Okul öncesi öğretmenlerinin üniversitelerde uygulama saatlerinin azlığı. Bu çocuklar üniversitelerden mezun olup geliyorlar ama daha eline çocuk sümüğü değmemiş. Burun temizlemeyi bilmiyor. Böyle çocuklar öğretmen olarak geliyorlar. Biz onlara aday öğretmen diyoruz ama o bir yıl içerisinde asıl okulda alması gereken eğitimin tamamını veremeyebiliyoruz. Keza öğretmenlerimiz kendilerini geliştirmekte zorlanıyorlar ve istemiyorlar. Gerek de duymuyorlar. Kendilerini geliştirecek eğitim programlarına katılmaları öğretmenlere artı bir değer kazandırmadığı için (derece,puan vs) öğretmen buna gerek duymuyor, nasılsa maaşını alıyor. Oysa özel okullarda görev yapan öğretmenler kendilerini geliştirmek zorundadır. Ne kadar çok katılım belgesi veya atölye çalışmasına katıldı ise sözleşmesi ona göre yapılmaktadır. Hizmet içi eğitim programlarının doğru yönetilmediğini düşünüyorum. Özellikle devlet okullarında. Özel kurumlar biraz daha bu konuda avantajlı. Çünkü biz öğretmenimizi ne kadar iyi yetiştirirsek o kadar kalıcı oluruz.
Soru 3: Zaman zaman basına da yansıyan, çocuklarımıza yönelik, onaylamadığımız şiddet görüntülerini görüyoruz. Aileler bu konuda çok tedirginler. Orta öğretim düzeyini bir kenara bırakacak olursak, okul öncesi eğitimde bu şiddetin nedenini nerelerde aramamız gerekir?
Çok kısaca ailede. Ailelerimiz eğer çocuklarını emanet ettikleri kurumları doğru inceleseler, doğru baksalar, anne babalarımız kendi boy hizasında okulların görsellerine, fiziki koşullarına bakmasalar veya kendilerinin sahip olamadığı imkanları aramasalar sorunların büyük kısmı çözülecektir. Mesela o okulun ruhsatı var mı? O okulda çalışan kimler? Kurumun ruhsatına , O personel dosyalarına baksalar çocuklarının kimlerin elinde olacağından emin olsalar bu sorunların büyük kısmını yaşamayacağız. Her kurum ruhsatını asmakla yükümlüdür. Bu ruhsat kurumun kapasitesini belli eden, hangi yaş grubunda çocuğa hizmet edeceğini belli eden bir belgedir . Ama denetim bu ülkede çok zor . Çok fazla kurum var .
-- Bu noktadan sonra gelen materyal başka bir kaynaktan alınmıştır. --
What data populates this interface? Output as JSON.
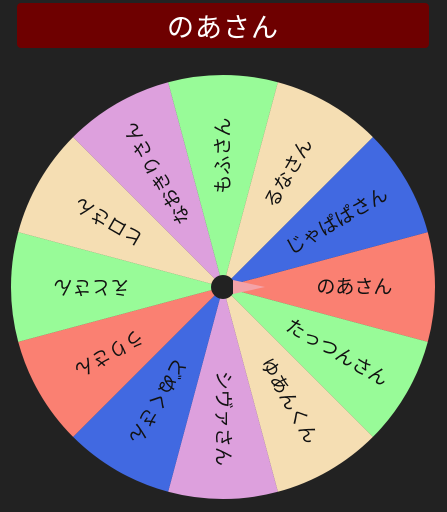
{
  "result": {
    "title": "のあさん",
    "banner_color": "#6e0000"
  },
  "wheel": {
    "center_color": "#222222",
    "pointer_color": "#f4a3a8",
    "segments": [
      {
        "label": "のあさん",
        "color": "#fa8072"
      },
      {
        "label": "たっつんさん",
        "color": "#98fb98"
      },
      {
        "label": "ゆあんくん",
        "color": "#f5deb3"
      },
      {
        "label": "シヴァさん",
        "color": "#dda0dd"
      },
      {
        "label": "どぬくさん",
        "color": "#4169e1"
      },
      {
        "label": "うりさん",
        "color": "#fa8072"
      },
      {
        "label": "えとさん",
        "color": "#98fb98"
      },
      {
        "label": "ヒロさん",
        "color": "#f5deb3"
      },
      {
        "label": "なおきりさん",
        "color": "#dda0dd"
      },
      {
        "label": "もふさん",
        "color": "#98fb98"
      },
      {
        "label": "るなさん",
        "color": "#f5deb3"
      },
      {
        "label": "じゃぱぱさん",
        "color": "#4169e1"
      }
    ]
  }
}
Deneticilere de bir şey diyemiyoruz. İlla bir müfettişin olmasına gerek yok. Bizim en büyük müfettişimiz ailelerimiz. Okulun havuzunu soracağına, sekiz saat İngilizce var mı ?deyinceye kadar çim hokeyi var mı? Rusça öğretiyor musunuz? Açık büfe kahvaltı var mı? Deyinceye kadar , önce gel kardeşim şu ruhsatını göster. Şu öğretmen dosyalarını çıkart bakalım kiminle çalışıyorsun? Ben çocuğumu kime emanet ediyorum? Diye sorgulamadır. Anne en önemli şeyini emanet ediyor. Çantanızı emanet etseniz emanet ettiğiniz kişinin yüzüne beş kere bakarsınız. Lütfen anne babalar çocuklarının göz hizalarından kurumlara baksınlar. Dünyanın hiçbir yerinde kocaman kocaman okul öncesi eğitim kurumları yok. Erken çocukluk döneminin eğitim kurumu evin devamı olan butik okullardır. Çocuk kendini evinin devamında bir yerde güvende hissetmelidir. Bakın dikkat edin şiddet görüntülerini izlediğiniz kurumların haberinin arkasında hep kurumlar ruhsatsız, denetimsiz çıkar. Oysa bizim denetimcilerimiz çocuklarımız velilerimiz.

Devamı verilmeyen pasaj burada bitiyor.